東日本大震災の被災者を支援している「さとうきび畑の会」(神山藤義代表)は、福島県で収穫した米を沖縄に避難している被災者(約600人)に提供しようと計画している。会のメンバー8人が3~5日、福島県湯川村を訪れて3千坪の田んぼからコシヒカリ2・8トンを収穫。神山代表は「風評被害をなくすには、福島の米は大丈夫だと認知してもらうことだ。復興支援にもなる」と話した。

震災被災者の支援米を収穫するさとうきび畑の会のメンバー=5日、福島県湯川村(同会提供)

 田んぼには「つなごう命 原発被災者支援米 沖縄さとうきび畑の会」と書かれた看板を設置。収穫米は、福島で実施されている放射線量の全量検査にも合格したという。

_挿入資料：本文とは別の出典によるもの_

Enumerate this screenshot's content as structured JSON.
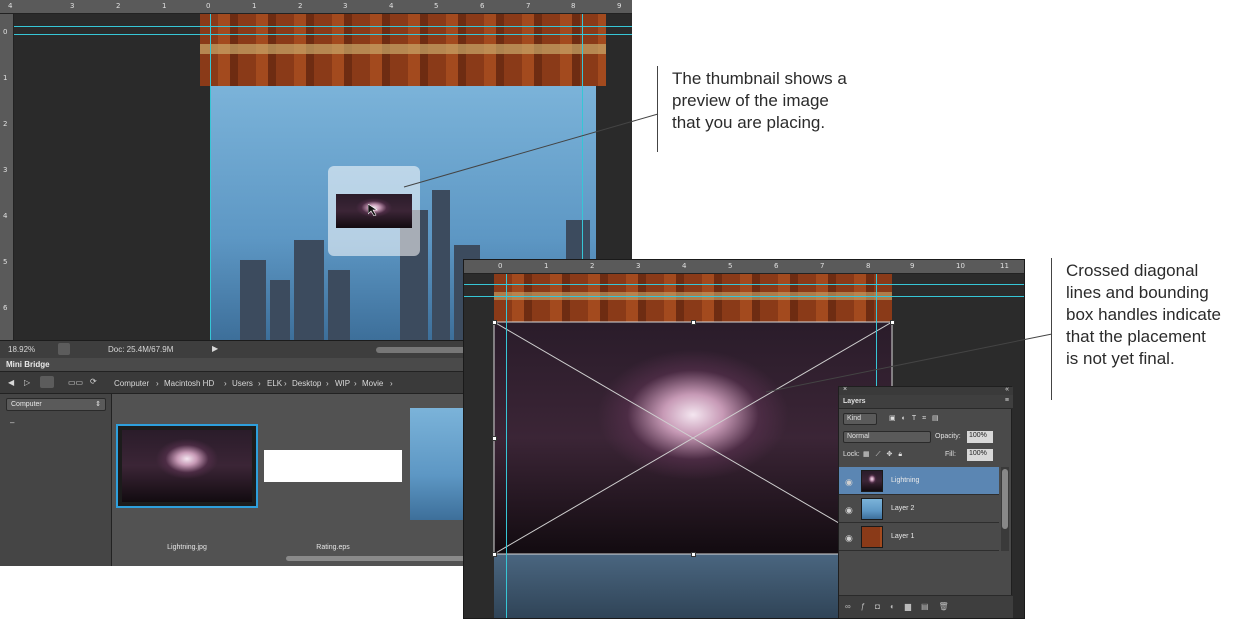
{
  "window1": {
    "ruler_h_ticks": [
      "4",
      "3",
      "2",
      "1",
      "0",
      "1",
      "2",
      "3",
      "4",
      "5",
      "6",
      "7",
      "8",
      "9"
    ],
    "ruler_v_ticks": [
      "0",
      "1",
      "2",
      "3",
      "4",
      "5",
      "6"
    ],
    "status": {
      "zoom": "18.92%",
      "doc": "Doc: 25.4M/67.9M"
    },
    "mini_bridge": {
      "tab": "Mini Bridge",
      "breadcrumb": [
        "Computer",
        "Macintosh HD",
        "Users",
        "ELK",
        "Desktop",
        "WIP",
        "Movie"
      ],
      "location_dropdown": "Computer",
      "files": [
        {
          "name": "Lightning.jpg",
          "selected": true
        },
        {
          "name": "Rating.eps",
          "selected": false
        }
      ]
    }
  },
  "window2": {
    "ruler_h_ticks": [
      "0",
      "1",
      "2",
      "3",
      "4",
      "5",
      "6",
      "7",
      "8",
      "9",
      "10",
      "11"
    ],
    "layers_panel": {
      "title": "Layers",
      "filter_kind": "Kind",
      "blend_mode": "Normal",
      "opacity_label": "Opacity:",
      "opacity_value": "100%",
      "lock_label": "Lock:",
      "fill_label": "Fill:",
      "fill_value": "100%",
      "layers": [
        {
          "name": "Lightning",
          "selected": true
        },
        {
          "name": "Layer 2",
          "selected": false
        },
        {
          "name": "Layer 1",
          "selected": false
        }
      ]
    }
  },
  "annotations": {
    "thumbnail": [
      "The thumbnail shows a",
      "preview of the image",
      "that you are placing."
    ],
    "placement": [
      "Crossed diagonal",
      "lines and bounding",
      "box handles indicate",
      "that the placement",
      "is not yet final."
    ]
  },
  "colors": {
    "guide": "#36c6d6",
    "selection": "#2e9fdc",
    "selected_layer": "#5b86b3"
  }
}
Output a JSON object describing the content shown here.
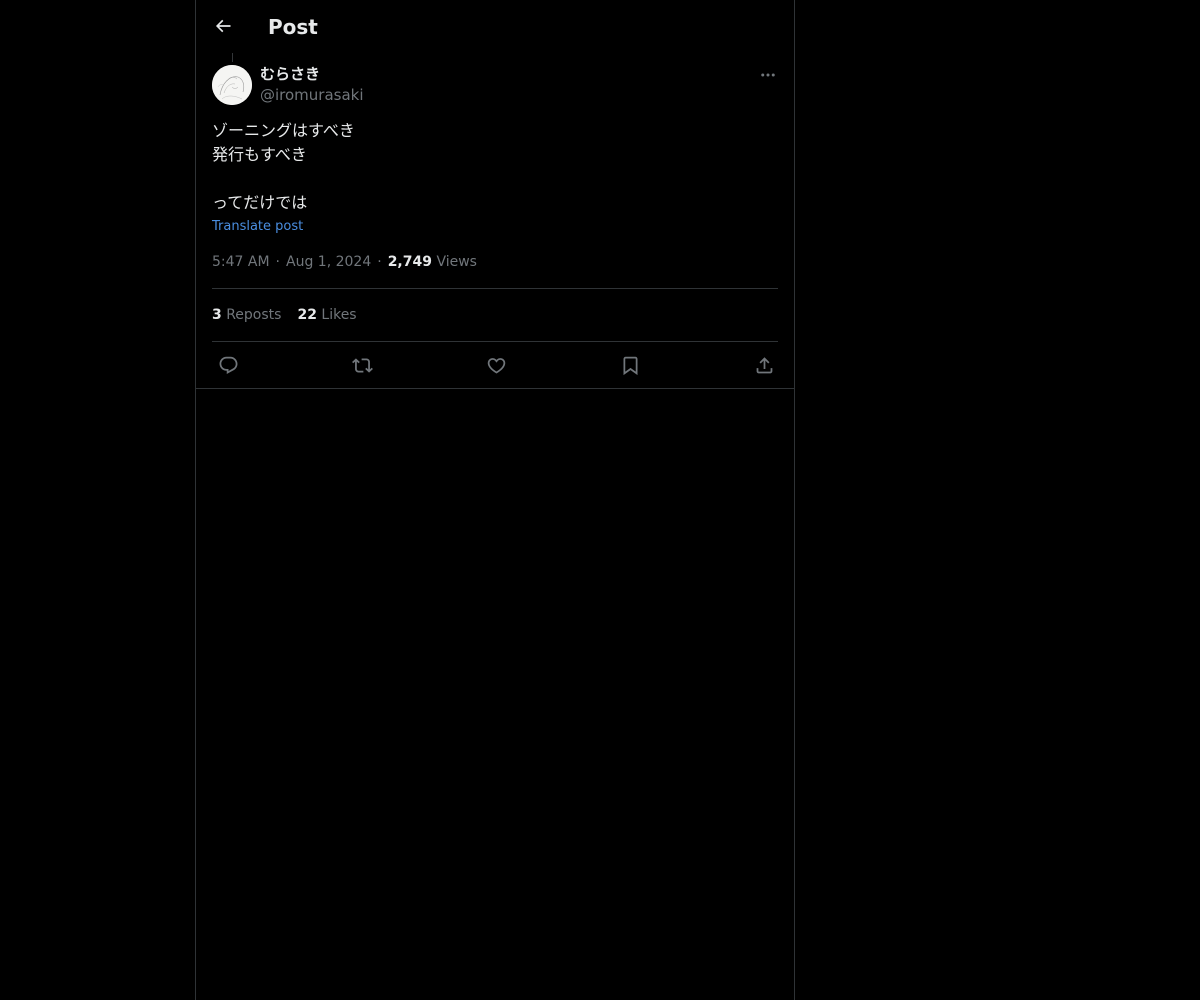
{
  "header": {
    "title": "Post",
    "back_icon": "arrow-left-icon"
  },
  "post": {
    "author": {
      "display_name": "むらさき",
      "handle": "@iromurasaki"
    },
    "text_lines": [
      "ゾーニングはすべき",
      "発行もすべき",
      "",
      "ってだけでは"
    ],
    "translate_label": "Translate post",
    "time": "5:47 AM",
    "date": "Aug 1, 2024",
    "views_count": "2,749",
    "views_label": "Views",
    "separator": "·",
    "reposts_count": "3",
    "reposts_label": "Reposts",
    "likes_count": "22",
    "likes_label": "Likes"
  },
  "actions": [
    {
      "name": "reply",
      "icon": "speech-bubble-icon"
    },
    {
      "name": "repost",
      "icon": "repost-arrows-icon"
    },
    {
      "name": "like",
      "icon": "heart-icon"
    },
    {
      "name": "bookmark",
      "icon": "bookmark-icon"
    },
    {
      "name": "share",
      "icon": "share-upload-icon"
    }
  ],
  "colors": {
    "background": "#000000",
    "text_primary": "#e7e9ea",
    "text_secondary": "#71767b",
    "link": "#4a8ee0",
    "border": "#2f3336"
  }
}
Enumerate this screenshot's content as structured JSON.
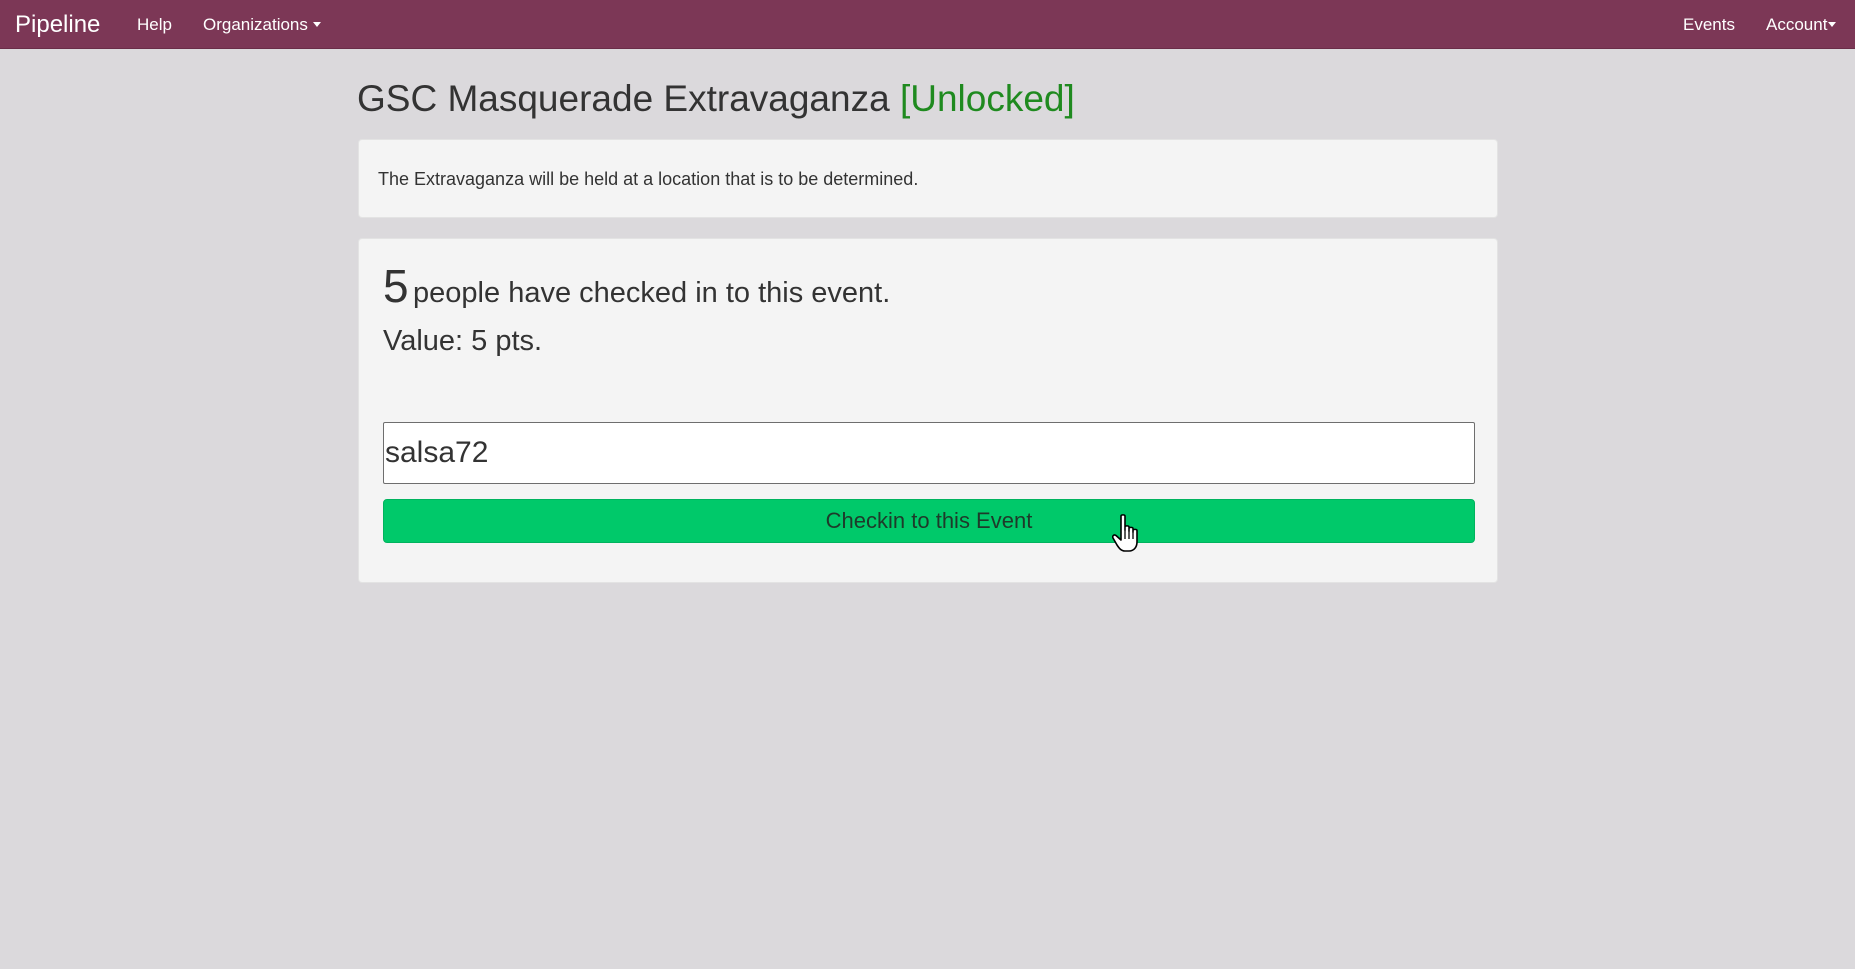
{
  "navbar": {
    "brand": "Pipeline",
    "left_links": [
      "Help",
      "Organizations"
    ],
    "right_links": [
      "Events",
      "Account"
    ],
    "background_color": "#7c3756"
  },
  "event": {
    "title": "GSC Masquerade Extravaganza",
    "status": "[Unlocked]",
    "status_color": "#1f8a1f",
    "description": "The Extravaganza will be held at a location that is to be determined."
  },
  "checkin": {
    "count": "5",
    "count_text": "people have checked in to this event.",
    "value_text": "Value: 5 pts.",
    "input_value": "salsa72",
    "button_label": "Checkin to this Event",
    "button_color": "#00c96a"
  },
  "icons": {
    "cursor": "hand-pointer-cursor-icon",
    "dropdown": "caret-down-icon"
  }
}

 収穫は昨年に続いて2回目。鎌田隆沖国大名誉教授は「1袋ごとに基準を厳しく検査していることを発信したい」とし、元県商工団体連合会事務局長の中根修さんは「福島は必死に風評被害と闘っている。もっと私たちが連帯しないといけない」と話した。

 神山代表は「キビは沖縄戦で飢えをしのいだ復興の象徴。米とキビを通して交流を図りたい」と強調。沖縄は米軍基地、福島は原発という国策を押し付けられているとし「連携して声を上げることが大事だ」と語った。